The Red Sox lost eight of their last nine games, including the three-game playoff sweep. Indians manager Terry Francona pulled all the right strings against his old team. He used four pitchers to beat Boston 5-4 the first game and left it to Corey Kluber to almost singlehandedly beat them 6-0 the next night. Francona said he’d have kept Kluber in for 175 pitches, but the 6-foot-4 righthander needed only 104 in seven innings before relievers Danny Otero and Bryan Shaw came in for mop-up duty.
Everybody’s rooting for the Cubs to win their first World Series since 1908 but methinks it’ll be the Blue Jays. Seven Toronto players have already teamed up to hit 10 home runs in just four games. They’re swinging the bat and on the proverbial roll that prompted Bob to ask Ray, “Why is there butter on my pants?”

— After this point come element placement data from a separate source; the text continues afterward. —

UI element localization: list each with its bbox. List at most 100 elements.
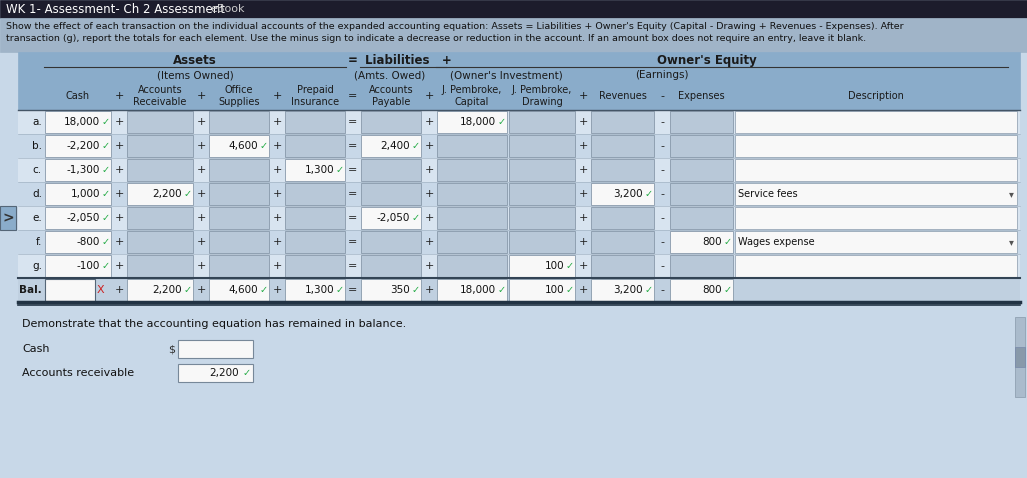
Text: +: + [272, 237, 281, 247]
Text: 18,000: 18,000 [460, 117, 496, 127]
Bar [735, 207, 1017, 229]
Text: +: + [424, 165, 433, 175]
Text: 18,000: 18,000 [460, 285, 496, 295]
Bar [362, 231, 421, 253]
Bar [670, 159, 733, 181]
Text: Accounts: Accounts [369, 85, 413, 95]
Text: ✓: ✓ [412, 213, 420, 223]
Bar [670, 255, 733, 277]
Bar [438, 255, 507, 277]
Text: +: + [424, 213, 433, 223]
Bar [127, 255, 193, 277]
Text: =: = [348, 285, 357, 295]
Bar [45, 111, 111, 133]
Text: Bal.: Bal. [20, 285, 42, 295]
Text: ✓: ✓ [724, 237, 732, 247]
Bar [210, 231, 269, 253]
Text: +: + [424, 91, 433, 101]
Bar [591, 279, 654, 301]
Bar [18, 52, 1020, 110]
Text: =: = [348, 91, 357, 101]
Bar [286, 135, 345, 157]
Text: ✓: ✓ [645, 189, 653, 199]
Text: =: = [348, 54, 358, 66]
Text: -: - [660, 237, 664, 247]
Bar [18, 254, 1020, 278]
Text: ✓: ✓ [260, 285, 268, 295]
Text: Show the effect of each transaction on the individual accounts of the expanded a: Show the effect of each transaction on t… [6, 22, 904, 31]
Text: 100: 100 [544, 285, 564, 295]
Text: 800: 800 [702, 237, 722, 247]
Text: +: + [424, 261, 433, 271]
Text: +: + [196, 117, 205, 127]
Bar [509, 135, 575, 157]
Bar [18, 278, 1020, 302]
Text: ✓: ✓ [724, 285, 732, 295]
Text: -: - [660, 285, 664, 295]
Bar [286, 159, 345, 181]
Bar [591, 183, 654, 205]
Text: 18,000: 18,000 [64, 117, 100, 127]
Text: (Earnings): (Earnings) [636, 70, 689, 80]
Bar [210, 255, 269, 277]
Bar [509, 255, 575, 277]
Bar [362, 207, 421, 229]
Bar [210, 183, 269, 205]
Text: -: - [660, 165, 664, 175]
Bar [18, 110, 1020, 134]
Text: Payable: Payable [372, 97, 410, 107]
Bar [1015, 317, 1025, 397]
Text: ✓: ✓ [184, 285, 192, 295]
Bar [18, 134, 1020, 158]
Text: ✓: ✓ [102, 117, 110, 127]
Bar [670, 183, 733, 205]
Bar [735, 111, 1017, 133]
Text: +: + [424, 117, 433, 127]
Text: WK 1- Assessment- Ch 2 Assessment: WK 1- Assessment- Ch 2 Assessment [6, 2, 225, 15]
Text: J. Pembroke,: J. Pembroke, [442, 85, 502, 95]
Text: ✓: ✓ [498, 285, 506, 295]
Text: b.: b. [32, 141, 42, 151]
Text: 3,200: 3,200 [613, 189, 643, 199]
Text: 4,600: 4,600 [228, 285, 258, 295]
Text: Supplies: Supplies [219, 97, 260, 107]
Bar [210, 279, 269, 301]
Bar [127, 135, 193, 157]
Text: Insurance: Insurance [291, 97, 339, 107]
Bar [438, 111, 507, 133]
Text: ▾: ▾ [1010, 189, 1014, 199]
Bar [45, 231, 111, 253]
Text: +: + [114, 189, 123, 199]
Text: +: + [114, 91, 123, 101]
Bar [18, 230, 1020, 254]
Bar [362, 111, 421, 133]
Text: =: = [348, 213, 357, 223]
Text: =: = [348, 261, 357, 271]
Text: Prepaid: Prepaid [297, 85, 334, 95]
Text: =: = [348, 165, 357, 175]
Bar [438, 231, 507, 253]
Text: 1,300: 1,300 [304, 165, 334, 175]
Bar [286, 207, 345, 229]
Text: ✓: ✓ [260, 141, 268, 151]
Bar [127, 111, 193, 133]
Bar [45, 159, 111, 181]
Bar [286, 231, 345, 253]
Bar [45, 183, 111, 205]
Text: Drawing: Drawing [522, 97, 563, 107]
Bar [509, 207, 575, 229]
Bar [735, 231, 1017, 253]
Bar [438, 183, 507, 205]
Text: Owner's Equity: Owner's Equity [657, 54, 757, 66]
Bar [18, 158, 1020, 182]
Bar [735, 255, 1017, 277]
Text: ✓: ✓ [102, 141, 110, 151]
Text: 2,400: 2,400 [380, 141, 410, 151]
Bar [438, 207, 507, 229]
Text: +: + [196, 141, 205, 151]
Bar [210, 207, 269, 229]
Text: -: - [660, 189, 664, 199]
Text: +: + [196, 165, 205, 175]
Text: -: - [660, 261, 664, 271]
Bar [509, 279, 575, 301]
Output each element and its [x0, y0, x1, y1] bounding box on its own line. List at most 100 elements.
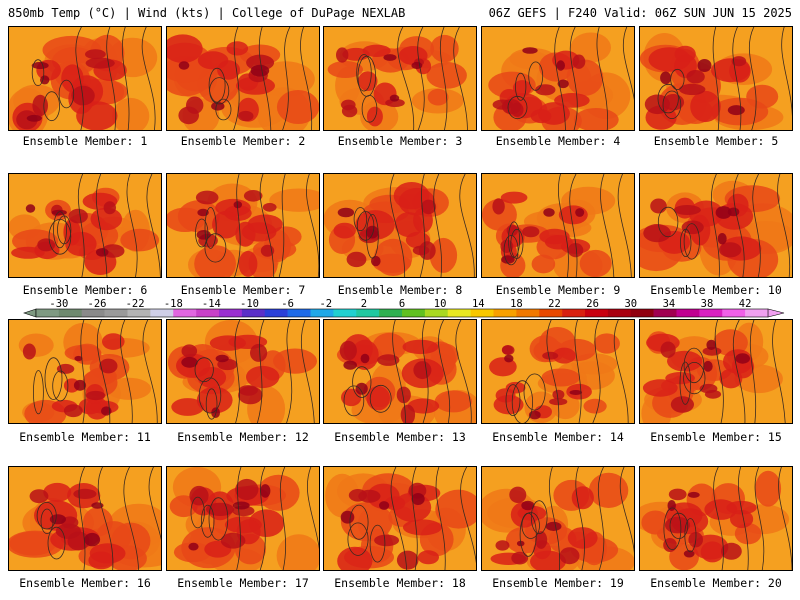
- ensemble-map-panel: [481, 173, 635, 278]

The championship banner will fly in Canada, but two months hence Boston will sign Edwin Encarnacion to replace Big Papi and Red Sox Nation will hibernate in peace.
Unfinished Story: Colorado Rockies shortstop Trevor Story hit six home runs in his first seven games this season. He finished April with 10 homers, tying Jose Abreu for the most in a month by a rookie.
Story was the Rockies’ first round draft pick (45th overall) in 2011 out of Irving (Texas) High School. He played 537 minor league games with over 2,000 at-bats before he was declared ready for prime time.
He was on pace to hit 45 homers and drive in 120 runs when he injured his thumb and was lost for the season on July 30. The next chapter in the Story story won’t be until February, when the Rockies open camp at Salt River Fields in Scottsdale, Ariz.
Squibbers: Terry Francona is 352-294 with the Indians and John Farrell is 339-309 with the Red Sox, a proven manager versus a proven pitching coach. … The website baseball-reference.com provides much of the statistical info used in this column. It was founded by Sean Forman as part of his PhD project. Forman’s brother, Chris, once worked in the sports info office at UMass. He went to Navy and is now at Purdue. … A sold-out crowd of 44,500 watched No. 3 Clemson annihilate Boston College last week at Alumni Stadium at Chestnut Hill. That’s a small crowd by Clemson standards. The Tigers had averaged 76,573 fans in their previous five games. … Mark Snow said the Four Leaf Clover booth sold 1,500 pounds of french fries at the Franklin County Fair. The potatoes were harvested at Szawlowski Farm in Hatfield. “Chef’s potatoes grown down by the river, and they are beautiful,” said Snow. … We mentioned last week that Sadye White graduated from Greenfield High School, which is inaccurate. White transferred to Deerfield Academy in 1989 when the school went co-ed and received a diploma with the first graduating class to include women. … After Rob Gronkowski’s 34-yard catch and run against the Browns on Sunday, Cleveland broadcaster Jim Donovan exclaimed, “It was like a man through boys.” … Cowboys rookie Dak Prescott is tied for third (with Matt Ryan) in completion percentage, trailing only Minnesota’s Sam Bradford and (surprise!) Chicago’s Brian Hoyer (minimum 100 attempts). … Good luck to retiring Shelburne police chief Steve Walker, who’s leaving the same way he came into the job — with a smile on his face. … Keen Ice took an $8,000 slice of the purse with a third-place finish at even money in an allowance race at Belmont Park on Oct. 7. That’s a steep drop from winning the 2015 Travers Satakes and taking home $670,000 after beating last year’s Triple Crown winner American Pharoah. … To paraphrase the late Ernie Harwell, baseball is a businessman in a $1,000 suit jumping up and down holding a “K” sign at Nationals Park. That’s baseball, and October is baseball at its best.
Chip Ainsworth is an award-winning columnist who has penned his observations about sports for four decades in the Pioneer Valley.